Despite, or maybe because of, my years of pondering some form of “body” book, I struggled to write one concise sentence. Rewriting, striking out, groaning and starting again, I finally wrote this:  My story of overcoming fear and finally and fully returning home to my body and voice.

After the retreat, I mulled my statement, especially “overcoming fear.”  I googled “women and fear” and a litany of collective fears spilled forth: aging, rape, violence, feminism, not being liked, loving too much, power, obesity, leaning in, success, failure.
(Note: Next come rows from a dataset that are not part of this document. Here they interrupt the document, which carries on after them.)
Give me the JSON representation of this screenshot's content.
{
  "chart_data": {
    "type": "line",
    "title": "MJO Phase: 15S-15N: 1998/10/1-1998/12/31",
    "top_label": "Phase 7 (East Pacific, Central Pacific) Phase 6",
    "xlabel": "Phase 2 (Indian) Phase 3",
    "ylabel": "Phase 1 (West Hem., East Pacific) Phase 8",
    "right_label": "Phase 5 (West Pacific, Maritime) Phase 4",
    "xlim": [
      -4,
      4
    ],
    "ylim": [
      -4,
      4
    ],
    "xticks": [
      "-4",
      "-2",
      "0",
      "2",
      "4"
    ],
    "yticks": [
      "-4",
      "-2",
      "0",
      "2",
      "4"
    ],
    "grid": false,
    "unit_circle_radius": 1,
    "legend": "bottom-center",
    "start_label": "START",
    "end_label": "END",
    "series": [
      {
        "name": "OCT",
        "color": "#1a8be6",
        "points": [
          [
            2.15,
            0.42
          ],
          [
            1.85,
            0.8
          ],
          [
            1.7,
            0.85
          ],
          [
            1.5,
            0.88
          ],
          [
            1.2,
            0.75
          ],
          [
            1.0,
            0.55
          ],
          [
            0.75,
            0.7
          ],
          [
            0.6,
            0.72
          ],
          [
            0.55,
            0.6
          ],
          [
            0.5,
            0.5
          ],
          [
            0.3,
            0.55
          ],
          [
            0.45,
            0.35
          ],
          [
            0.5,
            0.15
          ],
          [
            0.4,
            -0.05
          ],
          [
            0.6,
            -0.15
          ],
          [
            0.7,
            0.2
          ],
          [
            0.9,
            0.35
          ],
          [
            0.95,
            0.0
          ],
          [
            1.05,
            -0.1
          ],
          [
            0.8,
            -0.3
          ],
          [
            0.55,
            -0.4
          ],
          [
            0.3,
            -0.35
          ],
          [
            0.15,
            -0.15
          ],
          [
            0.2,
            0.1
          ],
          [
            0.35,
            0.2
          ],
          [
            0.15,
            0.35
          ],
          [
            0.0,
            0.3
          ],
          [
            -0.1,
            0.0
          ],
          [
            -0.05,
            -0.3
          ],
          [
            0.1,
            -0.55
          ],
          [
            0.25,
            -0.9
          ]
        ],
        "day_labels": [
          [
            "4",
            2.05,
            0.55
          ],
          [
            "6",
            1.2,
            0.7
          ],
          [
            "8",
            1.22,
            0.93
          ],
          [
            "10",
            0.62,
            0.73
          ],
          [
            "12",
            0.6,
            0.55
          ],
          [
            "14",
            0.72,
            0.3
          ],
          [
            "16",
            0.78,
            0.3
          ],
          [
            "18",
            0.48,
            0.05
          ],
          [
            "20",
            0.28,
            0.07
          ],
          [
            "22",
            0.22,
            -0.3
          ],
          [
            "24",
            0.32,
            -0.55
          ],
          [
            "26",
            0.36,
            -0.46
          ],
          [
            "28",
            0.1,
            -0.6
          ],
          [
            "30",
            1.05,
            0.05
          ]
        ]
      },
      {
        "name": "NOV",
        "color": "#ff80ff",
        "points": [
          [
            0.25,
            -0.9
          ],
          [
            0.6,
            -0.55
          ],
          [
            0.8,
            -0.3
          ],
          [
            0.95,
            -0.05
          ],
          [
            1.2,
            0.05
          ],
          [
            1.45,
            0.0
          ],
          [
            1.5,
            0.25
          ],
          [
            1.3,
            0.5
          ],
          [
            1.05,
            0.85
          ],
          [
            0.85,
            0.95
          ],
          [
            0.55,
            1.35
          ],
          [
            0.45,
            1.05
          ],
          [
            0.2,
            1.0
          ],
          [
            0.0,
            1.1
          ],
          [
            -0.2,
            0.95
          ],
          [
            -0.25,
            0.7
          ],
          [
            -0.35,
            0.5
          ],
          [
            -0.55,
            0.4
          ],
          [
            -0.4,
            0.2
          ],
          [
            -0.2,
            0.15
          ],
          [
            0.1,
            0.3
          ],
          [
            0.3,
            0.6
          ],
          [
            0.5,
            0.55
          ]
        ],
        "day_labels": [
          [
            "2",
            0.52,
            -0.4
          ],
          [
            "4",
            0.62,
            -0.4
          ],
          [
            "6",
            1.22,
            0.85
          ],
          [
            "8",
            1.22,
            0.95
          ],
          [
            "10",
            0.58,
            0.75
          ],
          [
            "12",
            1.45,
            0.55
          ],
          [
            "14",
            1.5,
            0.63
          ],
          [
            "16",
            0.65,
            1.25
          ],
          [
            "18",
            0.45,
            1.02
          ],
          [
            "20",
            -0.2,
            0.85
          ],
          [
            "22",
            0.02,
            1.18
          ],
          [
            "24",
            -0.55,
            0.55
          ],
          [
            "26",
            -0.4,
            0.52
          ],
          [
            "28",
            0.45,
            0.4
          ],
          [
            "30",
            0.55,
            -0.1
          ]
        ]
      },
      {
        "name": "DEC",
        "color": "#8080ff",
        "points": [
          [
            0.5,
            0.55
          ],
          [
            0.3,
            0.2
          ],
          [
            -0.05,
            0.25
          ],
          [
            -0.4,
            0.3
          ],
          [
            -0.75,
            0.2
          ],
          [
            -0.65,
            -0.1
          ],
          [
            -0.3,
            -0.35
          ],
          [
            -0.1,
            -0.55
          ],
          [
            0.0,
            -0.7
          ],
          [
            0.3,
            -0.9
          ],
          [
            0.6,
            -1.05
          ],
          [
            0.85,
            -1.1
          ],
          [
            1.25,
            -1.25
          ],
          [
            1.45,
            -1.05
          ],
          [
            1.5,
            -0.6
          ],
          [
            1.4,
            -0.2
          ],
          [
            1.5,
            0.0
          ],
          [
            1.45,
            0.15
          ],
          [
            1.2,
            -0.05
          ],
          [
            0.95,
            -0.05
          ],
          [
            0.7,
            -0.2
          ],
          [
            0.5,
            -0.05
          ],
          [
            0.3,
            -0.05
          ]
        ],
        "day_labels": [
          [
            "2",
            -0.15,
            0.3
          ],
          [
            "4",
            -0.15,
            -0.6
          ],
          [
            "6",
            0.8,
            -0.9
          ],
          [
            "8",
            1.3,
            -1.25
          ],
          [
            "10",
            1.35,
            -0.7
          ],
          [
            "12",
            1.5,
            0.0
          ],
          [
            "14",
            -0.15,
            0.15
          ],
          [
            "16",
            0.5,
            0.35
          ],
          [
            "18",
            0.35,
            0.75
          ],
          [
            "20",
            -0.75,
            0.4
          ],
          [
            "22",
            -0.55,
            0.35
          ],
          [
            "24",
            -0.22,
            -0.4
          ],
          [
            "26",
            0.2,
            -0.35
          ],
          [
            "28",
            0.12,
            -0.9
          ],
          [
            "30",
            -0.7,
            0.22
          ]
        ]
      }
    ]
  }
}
And these from other parts of the world: death for driving or revealing an ankle in public.

In 2011, my life was slimed with fear and anxiety.  On a bright blue January morning, I witnessed the mass murder of dear friends in Tucson when one insane man came gunning for Gabrielle Giffords.  I escaped death by seconds but did not escape watching the gunman kill and maim my friends. Eleven months later my beloved brother went from running 10K’s to dead in seven days. A brain tumor we did not know he had.

I was faced with two choices: survive the terror and feel my way back into my body, or give up.  I chose breath work, yoga and therapy. Writing the book statement helped me see, in one declarative sentence, the heart of my story. Fear, I realized, has been lodged in my body for many years. The acute fears of 2011 led me to unearth older fears that lingered deep inside. The act of excavation strengthened my body and voice.

And now it is three months after the Haven Retreat in Tubac, and one month into a new year, and the courage infused by the Haven Retreat has exploded in my world.  In this first month of 2014, I gave notice, landed a weekly column, sold our house, bought a new, smaller house and got a dog – Benny – a white fluffy mix who was found wandering the mean streets of Tucson. I still have not lost the 15 pounds I want to let go of but I am a bit cocky about the stand I am taking.

I doff my hat to Laura, whose X-ray vision sees within what we sometimes cannot see for ourselves. Her warmth and sincerity are like a gentle flame, luring us out of ourselves.  Her fierce spirit exerts a midwifery force, compelling the creative inside to birth itself into the world.

I am heading to Montana in June for one more slice of the Haven pie.  My advice: take a stand for who you are and what you know – the results are delicious.